Alexandra saiu da frente dele, oferecendo uma boa visão da cena dentro da carruagem. O rapaz olhou com pesar. Como se expressasse alto um pensamento, deixou Alexandra perceber que o motivo da reação dele não era o que ela pensava e sim algo muito diferente:

– Que azar! Viva valeria muito.

Apesar de se revoltar com a frieza dele, Alexandra não alterou o tom de voz ao dizer:

– A outra está bem. Leve com você.

Com um riso jocoso, o rapaz retrucou:

– A criada? Não tem importância nenhuma. Cuide dela você.

Virou e caminhou em direção aos cavalos. Desatrelou um deles da carruagem e o selou, mas quando colocou o pé no estribo para montar, Alexandra o interrompeu:

– E os corpos?

Já em cima do cavalo, o rapaz gritou a resposta com displicência:

– Ninguém vai vir buscá-los nesse fim de mundo mesmo...

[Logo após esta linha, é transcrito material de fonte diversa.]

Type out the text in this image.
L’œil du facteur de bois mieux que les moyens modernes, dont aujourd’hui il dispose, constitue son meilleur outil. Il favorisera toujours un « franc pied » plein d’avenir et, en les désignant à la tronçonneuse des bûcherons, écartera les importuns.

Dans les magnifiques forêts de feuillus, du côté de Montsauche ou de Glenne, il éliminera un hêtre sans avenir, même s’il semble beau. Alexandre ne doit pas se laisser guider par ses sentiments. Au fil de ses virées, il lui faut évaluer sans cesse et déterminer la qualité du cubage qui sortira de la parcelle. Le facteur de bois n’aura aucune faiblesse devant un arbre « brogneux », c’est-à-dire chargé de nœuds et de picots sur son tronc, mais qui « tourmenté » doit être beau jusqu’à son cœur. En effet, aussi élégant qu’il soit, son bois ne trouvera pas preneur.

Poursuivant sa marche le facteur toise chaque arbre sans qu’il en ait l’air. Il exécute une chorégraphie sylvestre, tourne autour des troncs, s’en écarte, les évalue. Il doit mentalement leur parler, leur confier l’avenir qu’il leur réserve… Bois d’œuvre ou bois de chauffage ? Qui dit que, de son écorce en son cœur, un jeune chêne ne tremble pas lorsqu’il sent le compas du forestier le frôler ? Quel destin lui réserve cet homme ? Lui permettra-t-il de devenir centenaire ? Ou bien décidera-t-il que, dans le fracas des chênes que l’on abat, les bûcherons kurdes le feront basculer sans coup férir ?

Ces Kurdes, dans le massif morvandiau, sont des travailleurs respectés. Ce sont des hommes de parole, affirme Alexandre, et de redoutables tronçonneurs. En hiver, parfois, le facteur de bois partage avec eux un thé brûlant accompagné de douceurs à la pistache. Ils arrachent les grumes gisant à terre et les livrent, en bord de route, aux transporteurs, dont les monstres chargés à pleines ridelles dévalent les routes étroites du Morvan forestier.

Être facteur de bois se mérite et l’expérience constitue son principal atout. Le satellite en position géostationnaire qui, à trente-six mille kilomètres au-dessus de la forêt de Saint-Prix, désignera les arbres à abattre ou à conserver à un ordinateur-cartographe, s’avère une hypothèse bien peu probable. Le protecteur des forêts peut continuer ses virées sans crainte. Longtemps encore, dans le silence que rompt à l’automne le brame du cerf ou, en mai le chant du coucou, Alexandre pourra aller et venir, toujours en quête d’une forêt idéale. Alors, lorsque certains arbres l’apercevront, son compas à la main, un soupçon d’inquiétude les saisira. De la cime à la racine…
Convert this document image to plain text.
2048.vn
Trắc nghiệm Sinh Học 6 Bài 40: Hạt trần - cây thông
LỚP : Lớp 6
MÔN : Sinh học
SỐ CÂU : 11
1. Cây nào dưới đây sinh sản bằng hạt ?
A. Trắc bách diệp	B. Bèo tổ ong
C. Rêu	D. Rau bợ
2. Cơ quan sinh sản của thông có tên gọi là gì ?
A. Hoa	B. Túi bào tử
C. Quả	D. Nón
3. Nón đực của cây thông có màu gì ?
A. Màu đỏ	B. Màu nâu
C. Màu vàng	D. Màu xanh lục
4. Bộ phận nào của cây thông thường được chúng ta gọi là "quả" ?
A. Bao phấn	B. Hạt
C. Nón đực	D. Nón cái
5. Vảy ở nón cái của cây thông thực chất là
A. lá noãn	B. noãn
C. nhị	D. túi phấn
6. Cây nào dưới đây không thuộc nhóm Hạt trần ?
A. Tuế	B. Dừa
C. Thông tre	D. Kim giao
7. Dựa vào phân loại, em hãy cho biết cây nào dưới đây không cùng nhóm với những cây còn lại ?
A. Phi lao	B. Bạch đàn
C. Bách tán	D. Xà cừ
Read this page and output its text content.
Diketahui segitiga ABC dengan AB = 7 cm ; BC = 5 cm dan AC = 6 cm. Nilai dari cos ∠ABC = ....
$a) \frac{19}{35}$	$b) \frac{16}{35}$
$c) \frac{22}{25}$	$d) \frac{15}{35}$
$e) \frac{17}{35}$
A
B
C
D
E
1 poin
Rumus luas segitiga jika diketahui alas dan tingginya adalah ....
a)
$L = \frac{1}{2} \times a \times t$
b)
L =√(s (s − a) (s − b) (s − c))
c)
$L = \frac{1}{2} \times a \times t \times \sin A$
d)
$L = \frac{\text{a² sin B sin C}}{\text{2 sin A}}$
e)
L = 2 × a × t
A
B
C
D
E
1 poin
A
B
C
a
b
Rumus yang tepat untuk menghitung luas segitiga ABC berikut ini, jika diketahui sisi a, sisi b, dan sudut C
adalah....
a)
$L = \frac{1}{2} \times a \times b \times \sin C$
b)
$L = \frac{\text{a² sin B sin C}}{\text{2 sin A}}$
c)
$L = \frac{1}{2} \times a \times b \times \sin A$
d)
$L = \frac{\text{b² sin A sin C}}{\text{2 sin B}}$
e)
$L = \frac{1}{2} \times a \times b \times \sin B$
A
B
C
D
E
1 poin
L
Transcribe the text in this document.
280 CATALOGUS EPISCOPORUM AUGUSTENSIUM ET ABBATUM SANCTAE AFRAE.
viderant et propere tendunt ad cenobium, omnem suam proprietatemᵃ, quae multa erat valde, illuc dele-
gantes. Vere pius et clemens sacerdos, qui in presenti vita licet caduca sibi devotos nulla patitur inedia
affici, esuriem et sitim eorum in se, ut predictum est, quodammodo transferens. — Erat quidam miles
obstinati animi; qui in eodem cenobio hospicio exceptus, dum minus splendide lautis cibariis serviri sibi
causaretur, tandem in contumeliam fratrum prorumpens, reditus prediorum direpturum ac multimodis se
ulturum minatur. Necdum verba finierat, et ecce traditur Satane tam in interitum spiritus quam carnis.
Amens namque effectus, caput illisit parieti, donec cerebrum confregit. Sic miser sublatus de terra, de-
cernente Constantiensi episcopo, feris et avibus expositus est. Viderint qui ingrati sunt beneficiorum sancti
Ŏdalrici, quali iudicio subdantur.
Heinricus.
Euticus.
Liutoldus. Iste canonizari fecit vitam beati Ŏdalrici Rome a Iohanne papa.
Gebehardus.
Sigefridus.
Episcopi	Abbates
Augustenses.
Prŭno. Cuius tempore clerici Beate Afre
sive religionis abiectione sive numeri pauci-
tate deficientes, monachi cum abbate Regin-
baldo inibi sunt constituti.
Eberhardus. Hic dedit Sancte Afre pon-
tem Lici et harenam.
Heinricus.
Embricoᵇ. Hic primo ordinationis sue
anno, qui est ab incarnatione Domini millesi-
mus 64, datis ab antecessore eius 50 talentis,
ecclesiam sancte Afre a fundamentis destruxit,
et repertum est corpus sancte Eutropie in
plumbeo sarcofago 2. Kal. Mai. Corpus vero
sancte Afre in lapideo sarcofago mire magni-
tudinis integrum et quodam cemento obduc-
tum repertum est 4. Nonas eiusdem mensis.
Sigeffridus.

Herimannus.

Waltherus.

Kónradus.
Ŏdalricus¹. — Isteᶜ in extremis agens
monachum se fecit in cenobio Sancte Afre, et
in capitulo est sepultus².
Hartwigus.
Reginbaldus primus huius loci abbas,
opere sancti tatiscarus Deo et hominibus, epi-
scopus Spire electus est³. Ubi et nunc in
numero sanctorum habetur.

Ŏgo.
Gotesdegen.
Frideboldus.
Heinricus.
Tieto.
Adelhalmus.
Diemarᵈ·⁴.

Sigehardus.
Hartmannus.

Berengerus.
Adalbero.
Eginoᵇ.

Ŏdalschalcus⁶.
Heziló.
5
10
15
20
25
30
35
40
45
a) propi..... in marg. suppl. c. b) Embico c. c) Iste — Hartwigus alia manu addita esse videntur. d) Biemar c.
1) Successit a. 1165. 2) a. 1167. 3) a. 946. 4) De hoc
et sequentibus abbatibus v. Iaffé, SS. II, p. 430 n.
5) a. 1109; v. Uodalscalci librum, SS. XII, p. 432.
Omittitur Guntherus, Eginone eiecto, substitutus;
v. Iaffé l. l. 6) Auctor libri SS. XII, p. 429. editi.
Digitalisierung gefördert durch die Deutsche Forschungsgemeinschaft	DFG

Partiu apressado, deixando apenas o som do trote ecoando, cada vez mais baixo e distante, até desaparecer completamente. Fazendo com que Alexandra pensasse consigo mesma:

– Bem feito, Álex! Quem mandou você se intrometer? Agora o problema é todo seu!

Virou-se para a tal criada, que continuava embalando o cadáver da patroa, exatamente como antes. Gritou, de uma forma longe de ser delicada:

– Moça... Ei!

A outra não respondeu. Continuou como se não tivesse escutado, sem olhar, nem responder.

Alexandra suspirou exasperada antes de subir na carruagem. Tentou se comunicar, sem nenhuma gentileza novamente:

– Olha... Precisamos ir.

Dessa vez, a outra virou a cabeça bruscamente, lançando um olhar nada amigável na direção de Alexandra, como um bicho acuado e ferido que se defende como pode. Se emitisse um som, provavelmente seria um rosnado.

Mas Alexandra não se intimidou. Ajoelhou ao lado da mulher, que se afastou um pouco. Instintivamente, a caçadora suavizou a voz:

– Aqui não é seguro. Vamos.

Como resposta, a mulher se agarrou irracionalmente à companheira morta. Estendendo a mão com cuidado, lentamente para não assustá-la, Alexandra insistiu:

– Vem comigo. Vem.

Nem a isso a outra atendeu.

Alexandra refletiu, analisando as opções que tinha antes de decidir o que fazer. Não podia deixar a mulher ali, entregue à própria sorte. A desconhecida estava fora de si. Tão capaz de raciocinar, fazer escolhas e dialogar quanto um animal selvagem. Poderia arrastá-la à força, mas isso causaria resistência, machucados e lesões desnecessárias em ambas. Pura perda de tempo. Só restava uma coisa a fazer. Sem vestígio de culpa, Alexandra a fez, porque... Era uma situação limite, uma questão de vida ou morte. E, nesse caso, os fins justificavam os meios. Fechou o punho e o acertou em cheio no queixo da outra, que apagou imediatamente.

__


Depois que a desconhecida desmaiou, Alexandra foi correndo buscar a carroça.

Soltar os cavalos foi a primeira coisa que fez quando voltou. Qualquer outra pessoa os teria levado, mas não Alexandra. Para ela seria o mesmo que... Roubo. Incitou-os a irem embora. De volta para o verdadeiro dono.

Procurou e encontrou a bagagem. Abriu cada um dos muitos baús, em busca das roupas da moça. Os com coisas finas deixou de lado, porque... Provavelmente pertenciam à patroa morta. Verificou então os últimos dois.

O primeiro continha objetos retangulares que Alexandra nunca havia visto. Com muita curiosidade, examinou-os. Empoeirados, envelhecidos. Tamanhos e cores diferentes. Por fora duros, e por dentro... Abriam para um material mole, amarelado, fino. Cheio de pingos pretos. Milhares deles, enfileirados. Como... Pequenos e incompreensíveis desenhos.

Hesitou, sem saber se deveria levá-los ou não. Fossem o que fossem, não pareciam ter valor. Talvez pertencessem à criada. Ou não.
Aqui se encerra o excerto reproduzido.